Twelve tiny doves are what you buy for the very first Christmas tree on your own. Your college tree, in the apartment that looks out over the sea on the street named for roses. Their wings are brushed gold and they are white and immaculate and you are stringing cranberries and popcorn for garlands.
Your roommate smiles as you bring the tree in.
He wanted to get it with you, Your lover from Los Angeles. He tells you that he strings lights around a cactus at his house. But at yours you will have Christmas. You will set this up so that he can be happy, or that he can be warm and what you really are is an escape hatch for him. Nothing more.
You don’t realize this, though. Until later, because you thought he meant everything he ever said and he didn’t.
You are in love and he photographs the Christmas tree in black and white, like a record. Like everything he shoots that way. Making documents of things. People and experiences are nothing but glassine packets to him. Strip after strip after strip of film, encased and preserved.
For three years he will use his camera like a sort of recording device.
“I always photograph the things I am most afraid of.” he says.
Years later you wonder if he was afraid of love, or attachment, or whatever it was that spun out between the two of you on that little mattress covered in a velvet crazy quit. He’d come up for the afternoon, and he’d bring a bottle of wine or the two of you would go down to the sea and eat fried shrimp in baskets together. Before.
He brings you some doves that he found for the tree. They are tiny and clay like yours and they came from Olvera Street in Los Angeles. Pure white with little pink beaks. You still have them. You carry them for years, as the collection of ornaments builds up over time.
Years later you think about ways to let things go.
You think about what it would be like to move away from the house and the marriage where you have lived for years and what it would feel like to throw away the past, and those doves and start fresh all over again. You realize you can do this, too. There is a door, and you can walk through it.
“I always thought you’d have children,” he says to you. It’s many years later, and you have talked briefly.

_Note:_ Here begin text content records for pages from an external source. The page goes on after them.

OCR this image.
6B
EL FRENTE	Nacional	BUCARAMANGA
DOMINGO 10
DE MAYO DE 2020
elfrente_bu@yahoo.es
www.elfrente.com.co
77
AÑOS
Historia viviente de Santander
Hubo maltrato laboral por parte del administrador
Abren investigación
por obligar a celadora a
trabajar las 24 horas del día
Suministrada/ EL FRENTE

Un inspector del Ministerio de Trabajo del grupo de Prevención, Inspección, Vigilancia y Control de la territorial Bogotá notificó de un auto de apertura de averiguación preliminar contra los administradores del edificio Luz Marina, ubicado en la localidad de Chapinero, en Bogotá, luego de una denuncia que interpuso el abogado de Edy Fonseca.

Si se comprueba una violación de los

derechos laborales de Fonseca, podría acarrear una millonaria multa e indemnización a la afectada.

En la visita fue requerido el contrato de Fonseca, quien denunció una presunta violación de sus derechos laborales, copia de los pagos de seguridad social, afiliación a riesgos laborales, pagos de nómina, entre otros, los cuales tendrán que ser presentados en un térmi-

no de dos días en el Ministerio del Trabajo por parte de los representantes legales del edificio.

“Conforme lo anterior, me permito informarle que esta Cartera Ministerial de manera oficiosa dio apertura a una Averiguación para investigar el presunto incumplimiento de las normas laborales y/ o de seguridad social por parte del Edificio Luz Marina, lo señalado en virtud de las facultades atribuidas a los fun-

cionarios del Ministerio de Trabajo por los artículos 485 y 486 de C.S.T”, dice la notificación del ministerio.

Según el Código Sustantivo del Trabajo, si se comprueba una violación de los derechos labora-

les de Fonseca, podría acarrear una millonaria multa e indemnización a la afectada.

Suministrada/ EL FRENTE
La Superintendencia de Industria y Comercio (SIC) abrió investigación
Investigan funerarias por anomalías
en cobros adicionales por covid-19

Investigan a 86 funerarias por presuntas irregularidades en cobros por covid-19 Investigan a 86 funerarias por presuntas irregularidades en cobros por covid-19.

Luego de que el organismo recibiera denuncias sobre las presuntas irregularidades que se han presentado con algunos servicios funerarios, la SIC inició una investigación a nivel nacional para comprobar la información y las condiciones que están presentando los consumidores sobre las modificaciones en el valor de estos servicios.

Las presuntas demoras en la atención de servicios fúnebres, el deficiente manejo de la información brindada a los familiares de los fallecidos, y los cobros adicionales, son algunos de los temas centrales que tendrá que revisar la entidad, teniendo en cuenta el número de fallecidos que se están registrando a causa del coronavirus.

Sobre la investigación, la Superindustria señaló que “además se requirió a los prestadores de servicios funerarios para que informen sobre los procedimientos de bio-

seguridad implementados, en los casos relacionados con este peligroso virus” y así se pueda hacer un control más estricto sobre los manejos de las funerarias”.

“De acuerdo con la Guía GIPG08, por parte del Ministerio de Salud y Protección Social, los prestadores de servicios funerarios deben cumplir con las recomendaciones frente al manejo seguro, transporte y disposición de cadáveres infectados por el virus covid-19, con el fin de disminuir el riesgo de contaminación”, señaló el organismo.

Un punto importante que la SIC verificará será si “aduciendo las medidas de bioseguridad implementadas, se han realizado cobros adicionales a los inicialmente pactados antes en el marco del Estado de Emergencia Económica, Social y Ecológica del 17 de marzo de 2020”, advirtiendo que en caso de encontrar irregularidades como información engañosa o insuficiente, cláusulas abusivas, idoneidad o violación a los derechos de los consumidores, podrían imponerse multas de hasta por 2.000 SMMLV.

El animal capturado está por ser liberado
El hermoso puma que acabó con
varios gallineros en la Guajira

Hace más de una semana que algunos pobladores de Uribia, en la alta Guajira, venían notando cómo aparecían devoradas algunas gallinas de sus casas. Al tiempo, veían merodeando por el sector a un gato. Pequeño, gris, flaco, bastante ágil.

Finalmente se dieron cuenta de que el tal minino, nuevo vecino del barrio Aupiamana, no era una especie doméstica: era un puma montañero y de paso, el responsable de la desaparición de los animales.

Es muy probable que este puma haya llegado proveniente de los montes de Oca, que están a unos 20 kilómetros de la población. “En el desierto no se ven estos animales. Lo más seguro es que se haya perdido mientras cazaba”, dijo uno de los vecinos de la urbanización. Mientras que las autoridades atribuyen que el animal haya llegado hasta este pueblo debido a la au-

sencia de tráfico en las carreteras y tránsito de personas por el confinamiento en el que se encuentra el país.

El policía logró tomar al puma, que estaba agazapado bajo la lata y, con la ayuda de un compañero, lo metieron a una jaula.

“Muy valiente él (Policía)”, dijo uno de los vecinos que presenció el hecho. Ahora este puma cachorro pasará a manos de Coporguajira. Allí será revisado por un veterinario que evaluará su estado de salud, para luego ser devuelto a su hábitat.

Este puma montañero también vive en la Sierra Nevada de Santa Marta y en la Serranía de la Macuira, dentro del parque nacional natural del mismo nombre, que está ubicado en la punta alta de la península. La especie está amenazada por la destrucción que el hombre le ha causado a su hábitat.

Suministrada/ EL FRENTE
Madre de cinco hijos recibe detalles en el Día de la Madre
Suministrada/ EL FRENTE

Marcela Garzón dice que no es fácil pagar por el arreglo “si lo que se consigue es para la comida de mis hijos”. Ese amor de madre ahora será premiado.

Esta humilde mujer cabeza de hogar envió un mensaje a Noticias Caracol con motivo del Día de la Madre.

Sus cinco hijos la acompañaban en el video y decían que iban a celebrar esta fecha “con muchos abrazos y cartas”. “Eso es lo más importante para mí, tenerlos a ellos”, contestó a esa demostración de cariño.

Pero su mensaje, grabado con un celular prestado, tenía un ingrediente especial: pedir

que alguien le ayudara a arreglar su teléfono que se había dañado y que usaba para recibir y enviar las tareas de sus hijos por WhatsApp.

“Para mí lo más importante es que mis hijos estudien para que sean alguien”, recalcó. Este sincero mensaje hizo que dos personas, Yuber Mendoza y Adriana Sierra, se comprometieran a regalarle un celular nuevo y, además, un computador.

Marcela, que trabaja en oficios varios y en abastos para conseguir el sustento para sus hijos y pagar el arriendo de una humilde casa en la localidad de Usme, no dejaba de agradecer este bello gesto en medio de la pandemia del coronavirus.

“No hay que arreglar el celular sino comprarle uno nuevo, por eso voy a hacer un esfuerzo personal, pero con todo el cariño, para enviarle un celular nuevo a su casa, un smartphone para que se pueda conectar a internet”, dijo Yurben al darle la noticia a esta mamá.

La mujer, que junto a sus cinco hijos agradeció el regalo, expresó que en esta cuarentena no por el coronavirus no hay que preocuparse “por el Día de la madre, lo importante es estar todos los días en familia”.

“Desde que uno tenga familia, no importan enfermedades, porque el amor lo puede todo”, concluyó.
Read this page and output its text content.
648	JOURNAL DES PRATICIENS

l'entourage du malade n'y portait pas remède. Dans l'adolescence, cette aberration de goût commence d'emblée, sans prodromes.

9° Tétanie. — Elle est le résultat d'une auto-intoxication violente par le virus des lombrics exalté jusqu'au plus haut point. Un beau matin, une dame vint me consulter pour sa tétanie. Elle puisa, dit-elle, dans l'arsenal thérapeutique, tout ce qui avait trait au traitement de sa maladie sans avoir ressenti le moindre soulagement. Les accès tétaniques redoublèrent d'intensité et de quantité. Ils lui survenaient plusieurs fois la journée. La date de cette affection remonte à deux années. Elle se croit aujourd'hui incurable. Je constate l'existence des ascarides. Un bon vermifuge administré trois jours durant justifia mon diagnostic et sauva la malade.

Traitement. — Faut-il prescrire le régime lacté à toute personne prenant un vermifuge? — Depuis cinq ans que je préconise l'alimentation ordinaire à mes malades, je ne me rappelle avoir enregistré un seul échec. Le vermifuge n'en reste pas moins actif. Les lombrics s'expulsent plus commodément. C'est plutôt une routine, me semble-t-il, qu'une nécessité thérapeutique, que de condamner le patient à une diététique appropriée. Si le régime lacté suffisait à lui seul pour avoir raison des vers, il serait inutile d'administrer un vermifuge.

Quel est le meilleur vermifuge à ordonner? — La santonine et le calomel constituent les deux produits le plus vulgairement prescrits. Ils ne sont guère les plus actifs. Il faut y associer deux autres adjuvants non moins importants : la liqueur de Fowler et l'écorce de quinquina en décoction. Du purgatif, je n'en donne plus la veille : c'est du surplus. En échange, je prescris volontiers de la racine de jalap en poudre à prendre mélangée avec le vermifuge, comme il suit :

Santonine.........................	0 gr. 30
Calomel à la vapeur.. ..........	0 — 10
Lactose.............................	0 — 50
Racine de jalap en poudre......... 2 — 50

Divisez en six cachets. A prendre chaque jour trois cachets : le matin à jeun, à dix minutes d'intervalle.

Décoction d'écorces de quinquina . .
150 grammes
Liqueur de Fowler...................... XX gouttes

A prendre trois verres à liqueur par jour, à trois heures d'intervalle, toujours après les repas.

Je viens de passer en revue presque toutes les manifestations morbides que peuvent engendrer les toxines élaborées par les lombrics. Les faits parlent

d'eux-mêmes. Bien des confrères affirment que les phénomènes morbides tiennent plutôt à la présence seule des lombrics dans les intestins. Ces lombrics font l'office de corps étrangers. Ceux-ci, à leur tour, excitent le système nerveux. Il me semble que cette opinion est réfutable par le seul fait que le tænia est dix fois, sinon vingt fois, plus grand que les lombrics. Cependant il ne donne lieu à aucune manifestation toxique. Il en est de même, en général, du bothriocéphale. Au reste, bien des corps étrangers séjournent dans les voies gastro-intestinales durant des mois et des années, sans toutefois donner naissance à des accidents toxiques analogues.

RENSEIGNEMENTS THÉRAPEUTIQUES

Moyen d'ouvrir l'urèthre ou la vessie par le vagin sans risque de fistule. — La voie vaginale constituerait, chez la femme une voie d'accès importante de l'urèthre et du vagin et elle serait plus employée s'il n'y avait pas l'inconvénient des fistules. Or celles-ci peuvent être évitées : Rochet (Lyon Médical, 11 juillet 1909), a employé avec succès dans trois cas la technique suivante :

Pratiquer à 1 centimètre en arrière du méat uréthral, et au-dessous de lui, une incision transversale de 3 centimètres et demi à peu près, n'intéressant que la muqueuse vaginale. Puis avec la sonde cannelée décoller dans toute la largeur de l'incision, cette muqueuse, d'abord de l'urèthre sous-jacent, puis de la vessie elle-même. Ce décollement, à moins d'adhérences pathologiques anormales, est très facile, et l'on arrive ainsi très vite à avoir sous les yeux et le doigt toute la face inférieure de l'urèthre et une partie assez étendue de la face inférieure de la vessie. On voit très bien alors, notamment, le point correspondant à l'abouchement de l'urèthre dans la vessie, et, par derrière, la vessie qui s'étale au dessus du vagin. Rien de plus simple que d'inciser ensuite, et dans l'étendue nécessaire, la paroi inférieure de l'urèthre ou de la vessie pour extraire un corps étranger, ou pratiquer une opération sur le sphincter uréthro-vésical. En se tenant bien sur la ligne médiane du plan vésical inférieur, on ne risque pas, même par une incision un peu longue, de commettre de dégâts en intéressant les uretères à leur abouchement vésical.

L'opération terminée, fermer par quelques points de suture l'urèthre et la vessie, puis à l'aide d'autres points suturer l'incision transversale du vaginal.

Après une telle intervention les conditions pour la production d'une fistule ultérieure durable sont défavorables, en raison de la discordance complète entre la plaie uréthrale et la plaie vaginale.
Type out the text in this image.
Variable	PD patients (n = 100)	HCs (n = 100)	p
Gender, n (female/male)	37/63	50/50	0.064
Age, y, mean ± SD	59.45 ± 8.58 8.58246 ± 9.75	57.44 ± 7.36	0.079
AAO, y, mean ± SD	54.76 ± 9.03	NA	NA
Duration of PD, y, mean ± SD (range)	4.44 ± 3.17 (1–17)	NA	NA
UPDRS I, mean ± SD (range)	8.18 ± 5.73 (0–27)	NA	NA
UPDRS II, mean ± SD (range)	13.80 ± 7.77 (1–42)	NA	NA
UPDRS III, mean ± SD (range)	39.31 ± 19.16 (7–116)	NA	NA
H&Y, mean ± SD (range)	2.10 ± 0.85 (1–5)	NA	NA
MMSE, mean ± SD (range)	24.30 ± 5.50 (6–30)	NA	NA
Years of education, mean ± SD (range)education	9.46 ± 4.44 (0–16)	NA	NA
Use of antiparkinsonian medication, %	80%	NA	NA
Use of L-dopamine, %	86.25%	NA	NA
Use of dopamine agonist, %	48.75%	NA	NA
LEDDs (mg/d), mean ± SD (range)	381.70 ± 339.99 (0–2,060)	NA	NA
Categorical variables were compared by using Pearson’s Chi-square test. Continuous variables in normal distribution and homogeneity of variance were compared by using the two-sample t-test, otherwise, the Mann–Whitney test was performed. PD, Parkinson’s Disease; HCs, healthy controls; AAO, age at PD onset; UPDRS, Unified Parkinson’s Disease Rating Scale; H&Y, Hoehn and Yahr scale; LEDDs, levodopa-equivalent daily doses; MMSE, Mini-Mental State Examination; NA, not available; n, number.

You talk without opening up too much of the past. Doing so would force you to look at it clearly.
* * *
Years later you take a tree to a man who has healed you with his love, and his hands. He lives alone in a white Victorian house and he’s a writer. You begin to realize that these are the only people you can know anymore. Writers. It’s probably because they have hearts, and most people don’t.
You take white icicle lights and the tree and some candy canes and some cranberries that you strung and you built the whole thing like a surprise, so that he would be surprised when he came home and saw it. And he weeps and pulls you into his arms and says “Baby, this is so beautiful.”
And you know that every Christmas is different, and that each erases the past and the ghosts and the happiness or sadness and that it is up to you to keep Christmas in your heart, no matter what.
* * *
“What does she think she is doing?” your mother says, shooting you a look.
“She has no right.”
Your husband’s mother is rearranging the entire table. She pushes your centerpiece off to the side. She sets up her cakes in the center. It’s one of those cakes that took a year to create. You say nothing. You are trying to be polite. You are trying to pull the whole thing together and keep everyone happy and he’s floating around serving champagne and this is the first year you are married.
Your mother begins to get angry. This is an anger she is going to hold onto for years.
You look at the fruitcake and the various things that your mother in law has brought and decorated your table with. The style doesn’t match your family’s. It doesn’t fit.
“It’s okay, mom,” you say. “It’s okay.”
But you know what is going to happen, because she is opening more bottles of champagne and she is going to start in. And so you wait, silently, cooking away. It’s easier in the kitchen where you can control things in the pots and pans. The scent of the cranberry sauce perfumes the room. It’s yours, and it is American, and it has nothing to do with cakes that look like hers do or the fact that you made a very elegant little dessert already and that your mother in law doesn’t have the manners to know that what she has done is wrong and you know all of this and you sense the impending storm.
Your mother like a lion. Leo. Leonine. Nothing is going to stop her from roaring out her discontent.
In the calm of the kitchen you stir the berries, over and over and over. They glisten, popping gently, like rubies.
Years later you will ache for the man that you took the tree to.
You will ache for the calm, looking out to sea, and the way that he wrapped his arms around you, and for the fact that because he was another writer you felt safe. Safe for the very first time in your whole life.